Eighteen years later, in 1990, I would briefly meet the former senator. He was attending a history symposium on the Vietnam War at the U.S. Air Force Academy and, as a young Air Force captain, I chased down a book for him in the Academy's library. I don't think I knew then of McGovern's stellar combat record in World War II. A skilled pilot, he had flown 35 combat missions in a B-24 bomber, winning the Distinguished Flying Cross for, at one point, successfully landing a plane heavily damaged by enemy fire and saving his crew. Nixon, who had served in the Navy during that war, never saw combat. But he did see lots of time at the poker table, winning a tidy sum of money, which he would funnel into his first political campaign.
Like so many combat veterans of the "greatest generation," McGovern never bragged about his wartime exploits. Over the years, however, that sensible, honorable, courageous American patriot became far too strongly associated with peace, love, and understanding.
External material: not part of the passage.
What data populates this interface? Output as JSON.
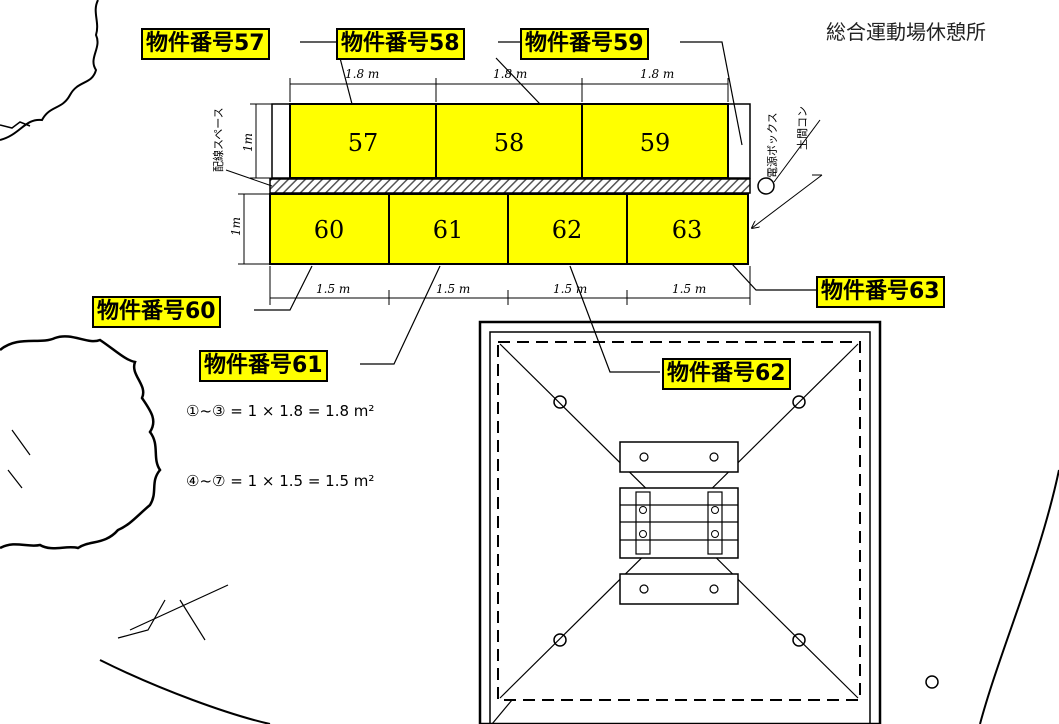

A staunch defender of civil rights, a believer in progressive government, a committed opponent of the Vietnam War, he would find himself smeared by Republicans as weak, almost cowardly, on military matters and an anti-capitalist (the rough equivalent today of democratic-socialist Bernie Sanders).
Apparently, this country couldn't then and still can't accept any major-party candidate who doesn't believe in a colossal military establishment and a government that serves business and industry first and foremost or else our choice in 2020 wouldn't have been Trump-Pence versus Biden-Harris.